No segundo caso, a professora da UnB, Maria Eurydice Ribeiro trata das implicações das constantes referências à batalha de Ourique, ocorrida em 1139, tanto para a história de Portugal quanto para a historiografia sobre Portugal. A autora analisa a “importância histórica que o acontecimento adquiriu ao longo do tempo” e como a fixação da data em 25 de julho daquele ano, do local, e, principalmente, do suposto juramento prestado pelo rei Afonso Henriques acalentaram debates que perpassam desde a concepção da história como ciência no século XIX à renovação de áreas como a heráldica para o entendimento do passado medieval. Sendo assim, a autora apresenta os argumentos que consideraram como “falsas” as crônicas e documentação produzida nos séculos finais da Idade Média sobre a batalha de Ourique. Ao final do texto, analisa a construção iconográfica dos símbolos da monarquia portuguesa como reino independente.6 Neste aspecto, o texto de Maria Eurydice dialoga com o texto de Eliana Magnani. Embora as autoras tratem de representações iconográficas em diferentes suportes e cronológica e espacialmente distintas, as leituras sobre os símbolos apresentados pela doação de Felipe I e dos escudos dos reis de Portugal revelam a importância desse tipo de análise tanto para o entendimento do universo simbólico medieval quanto para o entendimento da construção de ideologias.

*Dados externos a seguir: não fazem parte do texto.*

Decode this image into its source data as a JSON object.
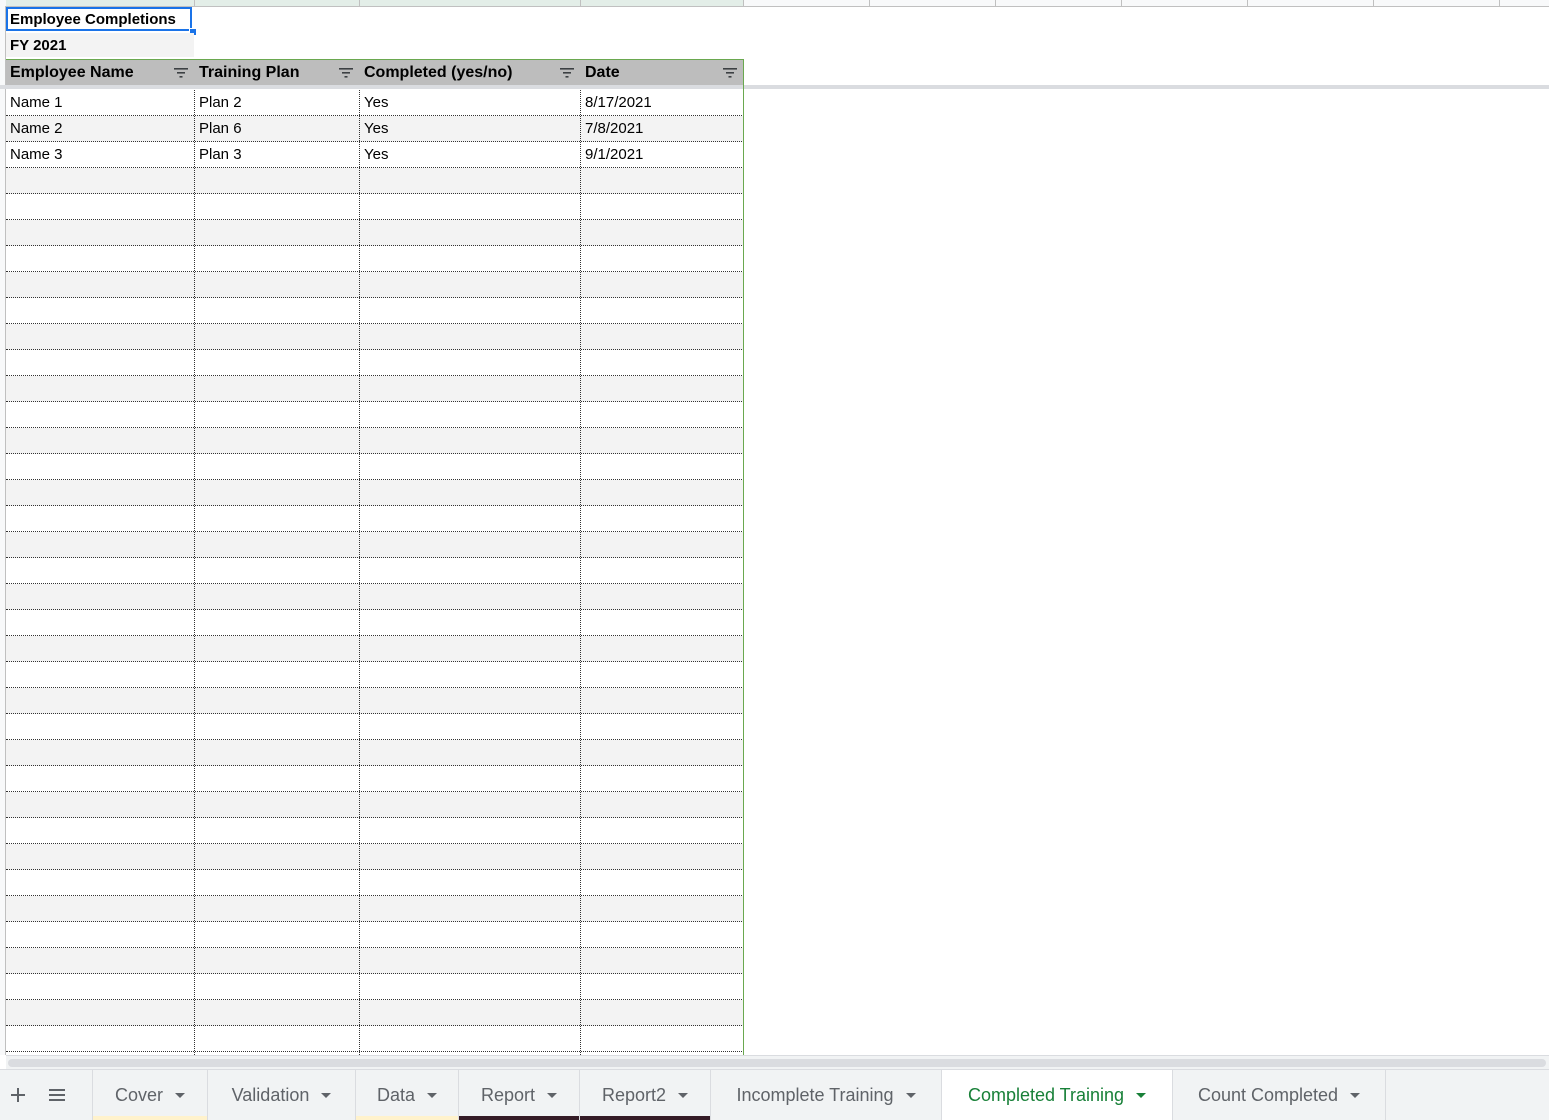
{
  "spreadsheet": {
    "title_cell": "Employee Completions",
    "subtitle_cell": "FY 2021",
    "columns": [
      "Employee Name",
      "Training Plan",
      "Completed (yes/no)",
      "Date"
    ],
    "rows": [
      [
        "Name 1",
        "Plan 2",
        "Yes",
        "8/17/2021"
      ],
      [
        "Name 2",
        "Plan 6",
        "Yes",
        "7/8/2021"
      ],
      [
        "Name 3",
        "Plan 3",
        "Yes",
        "9/1/2021"
      ]
    ],
    "empty_row_count": 34
  },
  "tabbar": {
    "add_sheet_icon": "plus-icon",
    "all_sheets_icon": "list-icon",
    "tabs": [
      {
        "label": "Cover",
        "accent": "#fff2cc"
      },
      {
        "label": "Validation",
        "accent": ""
      },
      {
        "label": "Data",
        "accent": "#fff2cc"
      },
      {
        "label": "Report",
        "accent": "#351c27"
      },
      {
        "label": "Report2",
        "accent": "#351c27"
      },
      {
        "label": "Incomplete Training",
        "accent": ""
      },
      {
        "label": "Completed Training",
        "accent": ""
      },
      {
        "label": "Count Completed",
        "accent": ""
      }
    ],
    "active_tab": "Completed Training"
  },
  "colors": {
    "selection": "#1a73e8",
    "header_bg": "#bdbdbd",
    "alt_row_bg": "#f3f3f3",
    "table_border": "#6aa84f",
    "active_tab_text": "#188038"
  }
}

Esses textos explicitam a proposta da obra: analisar as relações entre identidade, memória coletiva e poder, na Idade Média, considerando a dimensão literária e imagética utilizadas como recursos de linguagem.

Os textos de Patrick Gilli e Carlos Roberto Figueiredo Nogueira tratam da formação do universo jurisdicional e da alta complexidade de conflitos, como as tensões entre poder temporal e espiritual. O primeiro, especialista da história urbana da península itálica, analisa o surgimento do jurista a partir do renascimento do direito no século XII com a redescoberta do Corpus iuris civilis. Segundo Gilli, que é professor na universidade de Montpellier III, a complexidade comunal refletida nas tensões entre a “aristocracia tradicional”, a “nova cavalaria” e a ascensão de um “grupo mercantil poderoso” configurou uma multiplicidade de conselhos representativos e, consequentemente, o aumento do recurso às instâncias judiciárias para a resolução de conflitos. Sendo assim, juristas e especialistas, os doutores das leis assumiram postos de nobreza. Patrick Gilli considera, então, como os doutores constituem-se como um grupo que visava esta proeminência e se inseria naquelas relações conflituosas. O autor conclui que o enraizamento dos juristas nas sociedades urbanas e como grupo de nobres deu-se a partir da utilização de textos justinianos para a criação de uma identidade de nobreza. Identidade esta calcada na “utilidade social” e na “dignidade do saber”.7

Carlos Roberto Nogueira examina as atitudes de D. Pedro I (rei português no século XIV) frente à Igreja e à religiosidade. Essa proposta, que trata do mesmo período que o capítulo escrito por Patrick Gilli, está relacionada às pesquisas sobre “poder e relações de solidariedade no Portugal Medieval” desenvolvidas pelo professor Nogueira na Universidade de São Paulo. Segundo o autor, as tentativas de D. Pedro I de limitar o controle do clero e a necessidade de preservar privilégios legitimados pela tradição concomitantes às atitudes de uma suposta “proteção real às minorias religiosas” produziram uma “tentativa frustrada de obter um equilíbrio social”.8 As considerações do autor são importantes, principalmente se considerarmos também a análise de Gilli. Ou seja, a presença de tensões jurídicas nas relações entre Rei e Papa dão a dimensão da importância do universo jurídico e dos juristas na sociedade medieval.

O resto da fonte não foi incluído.